O 0.0000000 0.0000000 -0.1653507
H 0.7493682 0.0000000 0.4424329
H -0.7493682 0.0000000 0.4424329
"""
)
basis = vlx.MolecularBasis.read(molecule, "ANO-S-VDZP")
scf_drv = vlx.ScfRestrictedDriver()
scf_results = scf_drv.compute(molecule, basis)
loprop_drv = vlx.PEForceFieldGenerator()
loprop_results = loprop_drv.compute(molecule, basis, scf_results)
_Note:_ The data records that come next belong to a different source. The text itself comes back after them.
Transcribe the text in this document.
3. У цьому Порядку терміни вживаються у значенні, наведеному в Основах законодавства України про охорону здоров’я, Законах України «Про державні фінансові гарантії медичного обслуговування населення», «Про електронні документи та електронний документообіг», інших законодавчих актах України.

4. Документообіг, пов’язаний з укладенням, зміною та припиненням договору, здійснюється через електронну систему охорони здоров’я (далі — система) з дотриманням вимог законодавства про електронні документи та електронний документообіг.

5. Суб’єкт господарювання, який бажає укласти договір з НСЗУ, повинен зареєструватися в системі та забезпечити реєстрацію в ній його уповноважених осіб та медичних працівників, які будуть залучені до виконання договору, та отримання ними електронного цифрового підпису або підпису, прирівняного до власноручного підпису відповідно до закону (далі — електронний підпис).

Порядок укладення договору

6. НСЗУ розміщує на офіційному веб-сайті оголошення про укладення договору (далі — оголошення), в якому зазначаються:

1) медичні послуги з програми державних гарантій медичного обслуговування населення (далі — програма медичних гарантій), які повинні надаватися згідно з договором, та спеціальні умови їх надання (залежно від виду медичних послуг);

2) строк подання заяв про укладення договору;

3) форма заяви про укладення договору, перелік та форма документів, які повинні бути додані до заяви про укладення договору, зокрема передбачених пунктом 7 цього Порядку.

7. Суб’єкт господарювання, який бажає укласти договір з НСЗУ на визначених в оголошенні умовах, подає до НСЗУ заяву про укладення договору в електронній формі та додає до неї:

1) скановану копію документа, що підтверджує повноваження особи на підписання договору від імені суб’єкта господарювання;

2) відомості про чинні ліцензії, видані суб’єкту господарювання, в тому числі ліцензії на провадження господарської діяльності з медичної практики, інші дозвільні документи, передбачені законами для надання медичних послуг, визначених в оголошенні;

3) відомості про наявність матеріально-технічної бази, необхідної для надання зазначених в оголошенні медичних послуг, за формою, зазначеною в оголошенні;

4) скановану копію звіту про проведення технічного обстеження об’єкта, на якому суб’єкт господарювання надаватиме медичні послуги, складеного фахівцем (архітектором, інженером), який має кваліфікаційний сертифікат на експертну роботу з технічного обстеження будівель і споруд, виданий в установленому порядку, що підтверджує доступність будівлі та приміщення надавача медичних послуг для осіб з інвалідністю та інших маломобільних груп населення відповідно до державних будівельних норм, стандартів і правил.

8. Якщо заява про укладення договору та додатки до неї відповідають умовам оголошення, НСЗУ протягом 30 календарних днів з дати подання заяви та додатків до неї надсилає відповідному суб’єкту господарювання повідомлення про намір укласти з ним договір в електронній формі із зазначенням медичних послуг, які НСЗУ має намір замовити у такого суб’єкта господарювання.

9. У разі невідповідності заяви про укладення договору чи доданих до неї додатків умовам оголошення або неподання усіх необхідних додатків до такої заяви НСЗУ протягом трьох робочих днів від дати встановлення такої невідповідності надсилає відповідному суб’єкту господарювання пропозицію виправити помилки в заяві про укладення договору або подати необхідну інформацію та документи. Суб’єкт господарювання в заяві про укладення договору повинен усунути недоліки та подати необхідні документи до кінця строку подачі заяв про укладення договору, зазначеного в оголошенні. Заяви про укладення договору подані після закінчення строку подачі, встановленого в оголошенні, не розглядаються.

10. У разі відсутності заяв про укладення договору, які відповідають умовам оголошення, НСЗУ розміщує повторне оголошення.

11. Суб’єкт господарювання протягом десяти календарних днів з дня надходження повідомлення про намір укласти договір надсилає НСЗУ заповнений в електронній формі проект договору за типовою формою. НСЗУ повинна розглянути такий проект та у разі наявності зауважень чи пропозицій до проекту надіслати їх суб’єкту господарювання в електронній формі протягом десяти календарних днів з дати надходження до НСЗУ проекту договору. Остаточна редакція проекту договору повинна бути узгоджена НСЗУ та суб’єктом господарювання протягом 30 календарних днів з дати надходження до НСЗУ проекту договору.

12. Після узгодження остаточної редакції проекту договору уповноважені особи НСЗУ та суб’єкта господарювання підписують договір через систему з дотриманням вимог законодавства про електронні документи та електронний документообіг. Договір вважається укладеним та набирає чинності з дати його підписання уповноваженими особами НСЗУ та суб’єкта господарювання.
This calculation gives the following results.
LoProp charges (a.u.):
O: -0.6777
H: 0.3388
H: 0.3388
LoProp polarizabilities (a.u.):
xx yy zz
O: 3.88 2.91 3.69
H: 1.84 1.21 1.57
H: 1.84 1.21 1.57
Download a Python script type of input file to calculate the LOPROP charges and atomic polarizabilities for the water molecule at the B3LYP/ANO-S-VDPZ level of theory.
Text file
@jobs
task: loprop
@end
@method settings
xcfun: b3lyp
basis: ANO-S-VDZP ! An ANO type of basis set should be used
@end
@molecule
charge: 0
multiplicity: 1
xyz:
...
@end
Download a text file the input file to calculate the LoProp charges and atomic polarizabilities for the water molecule at the B3LYP/ANO-S-VDPZ level of theory.